Die Geschichten aus der eigenen Stadt berühren

„Nach wie vor kommen Menschen mit großer innerer Anspannung und Problemfeldern, da muss man sich Zeit nehmen und manchmal einfach nur zuhören“, sagt Rüdiger Sielaff, Leiter der Außenstelle. Der gebürtiger Stendaler weiß wovon er spricht. Er hat die DDR selbst erlebt, bis 1985. Dann reiste er aus. Heute lebt er in Berlin. Seit 14 Jahren arbeitet er für die Behörde und hat seither unzählige Stasiakten gelesen, auch einige aus Rathenow. Über die Geschichten, Kuriositäten und Gemeinheiten, die er darin fand, sprach Sielaff in einem eineinhalbstündigen Vortrag am späten Dienstagnachmittag im Rathaus.

Stasi-Akten - bis heute ein Thema

Jeder hat das Recht auf Zugang zu Stasi-Material, dass ihn selbst betrifft.

Wer einen Antrag auf Akteneinsicht stellt, benötigt eine Identitätsbescheinigung. Diese wird bei Vorlage eines Personaldokuments gleich vor Ort erstellt, was den Weg zur Meldebehörde erspart.

Wer die Bürgerberatung verpasst hat, kann sich auch direkt bei der Außenstelle Frankfurt (Oder) telefonisch darüber informieren, wie der Antrag auf Akteneinsicht gestellt werden kann.

Seit 1991 wurden sieben Millionen Anträge gestellt. Etwa 6000 Anträge kommen jeden Monat neu hinzu. Eine Ende der Arbeit ist nicht in Sicht.

Mehr Infos auf www.bstu.de. Hier kann auch ein Antrag auf Akteneinsicht heruntergeladen und ausgedruckt werden.

Damit stieß er auf großes Interesse . Mehr als 70 Menschen wollten dabei sein, jeder Platz im Sitzungssaal war besetzt, einige lauschten sogar vom Flur aus.

„Bändchenfahrer“ trugen in Rathenow grün

57 laufende Regalmeter Papier gibt es allein für den Altkreis Rathenow. Die Unterlagen stammen aus der Zeit zwischen 1953 und 1989. Damit ist die Aktenlage relativ gut. Wie überall, wurde sicher auch hier ein Teil der Akten vernichtet, mutmaßt Sielaff.
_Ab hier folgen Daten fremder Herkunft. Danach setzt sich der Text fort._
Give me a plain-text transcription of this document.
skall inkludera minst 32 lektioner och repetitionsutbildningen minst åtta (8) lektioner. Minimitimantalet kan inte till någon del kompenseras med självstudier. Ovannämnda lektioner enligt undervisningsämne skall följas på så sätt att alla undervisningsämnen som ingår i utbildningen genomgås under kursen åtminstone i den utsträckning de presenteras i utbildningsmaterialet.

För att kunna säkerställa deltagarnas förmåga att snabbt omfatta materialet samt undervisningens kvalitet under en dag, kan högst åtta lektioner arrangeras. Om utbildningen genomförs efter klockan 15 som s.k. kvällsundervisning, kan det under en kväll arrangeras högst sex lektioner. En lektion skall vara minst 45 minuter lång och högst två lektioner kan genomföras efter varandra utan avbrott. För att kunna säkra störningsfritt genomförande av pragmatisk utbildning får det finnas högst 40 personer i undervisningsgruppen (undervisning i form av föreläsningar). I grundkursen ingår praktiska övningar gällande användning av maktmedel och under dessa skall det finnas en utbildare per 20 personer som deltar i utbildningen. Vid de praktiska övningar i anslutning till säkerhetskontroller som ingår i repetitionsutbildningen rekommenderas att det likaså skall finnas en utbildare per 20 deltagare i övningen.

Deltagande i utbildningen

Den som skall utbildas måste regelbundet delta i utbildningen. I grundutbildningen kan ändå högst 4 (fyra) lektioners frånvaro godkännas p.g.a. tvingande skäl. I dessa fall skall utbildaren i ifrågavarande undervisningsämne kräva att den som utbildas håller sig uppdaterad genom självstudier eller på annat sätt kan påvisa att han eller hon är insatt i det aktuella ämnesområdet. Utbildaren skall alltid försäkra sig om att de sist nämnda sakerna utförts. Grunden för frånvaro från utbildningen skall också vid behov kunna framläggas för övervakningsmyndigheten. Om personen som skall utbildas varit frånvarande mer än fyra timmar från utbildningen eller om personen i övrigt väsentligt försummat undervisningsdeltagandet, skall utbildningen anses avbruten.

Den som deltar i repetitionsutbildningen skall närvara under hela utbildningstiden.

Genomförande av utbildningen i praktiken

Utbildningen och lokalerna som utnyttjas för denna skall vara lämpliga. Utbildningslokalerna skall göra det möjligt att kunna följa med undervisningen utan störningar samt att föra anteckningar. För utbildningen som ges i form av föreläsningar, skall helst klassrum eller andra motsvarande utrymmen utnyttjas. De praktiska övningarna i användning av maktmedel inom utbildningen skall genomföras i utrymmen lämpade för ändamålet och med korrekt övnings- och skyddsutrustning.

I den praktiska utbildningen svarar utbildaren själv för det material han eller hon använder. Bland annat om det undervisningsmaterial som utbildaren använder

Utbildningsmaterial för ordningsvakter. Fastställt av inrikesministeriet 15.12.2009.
In den Papierbergen finden sich berichte über Treffen des Neuen Forums - ein Sammelbecken für Unzufriedene - der CDU oder der Zeugen Jehovas.

Für Verwirrung sorgten in Rathenow grüne Bändchen an einigen Autos. Ein weißes Bändchen war gemeinhin bekannt als Zeichen für all jene, die das Land verlassen wollten. Die wurden natürlich auch beobachtet. Warum sich in Rathenow grüne Bändchen durchgesetzt hatte, fragt sich Rüdiger Sielaff bis heute. Auch die Stasi kam diesem Phänomen nicht auf die Spur. Wer der falschen Berufsgruppe angehörte oder den falschen Mann liebte wurde ebenso beobachtet wie Anhänger bestimmter Musikgruppen. In Rathenow hatten die Spitzel zum Beispiel eine Heavy-Metal Band auf dem Kieker. Mitglieder der Band waren am Dienstag nicht unter den Zuhörern oder gaben sich nicht zu erkennen.

Etwas zwei Prozent der Bevölkerung waren Spitzel

„Die Stasi legte sich wie eine Krake übers Land, dennoch war die DDR kein Staat, der nur aus Spitzeln bestand“, betonte Sielaff. Etwa zwei Prozent der Bevölkerung arbeiteten direkt oder indirekt mit der Staatssicherheit zusammen. Die Liste, die Sielaff vorbereitet hatte war sehr lang. Mehrere Stunden hätte er mit dem Material füllen kann.

Für den Abschluss der Veranstaltung nach knapp zwei Stunden hob sich Rüdiger Sielaff eine besonders kuriose Geschichte mit einem Rätsel auf. 1989 hatte ein Inoffizieller Mitarbeiter der Stasi ein Treffen des Neuen Forums - ein Sammelbecken für Unzufriedene - in Rathenow besucht und fleißig notiert, was er beobachtete. Am Ende vermerkt er, dass die Teilnehmer das Lied „Bodernow bis Bratsen“ singen wollen. Das zumindest hatte er verstanden. Wie eine pfiffige Dame aus dem Publikum schnell herausfand, muss es sich dabei um den Kanon „Dona nobis pacem“gehandelt haben.

„Es ist schön, dass wir über diese Dinge lachen können. Genauso wichtig ist es, dass wir uns erinnern und denen Gerechtigkeit widerfahren lassen, die Unrecht erfahren haben“, mahnte Sielaff.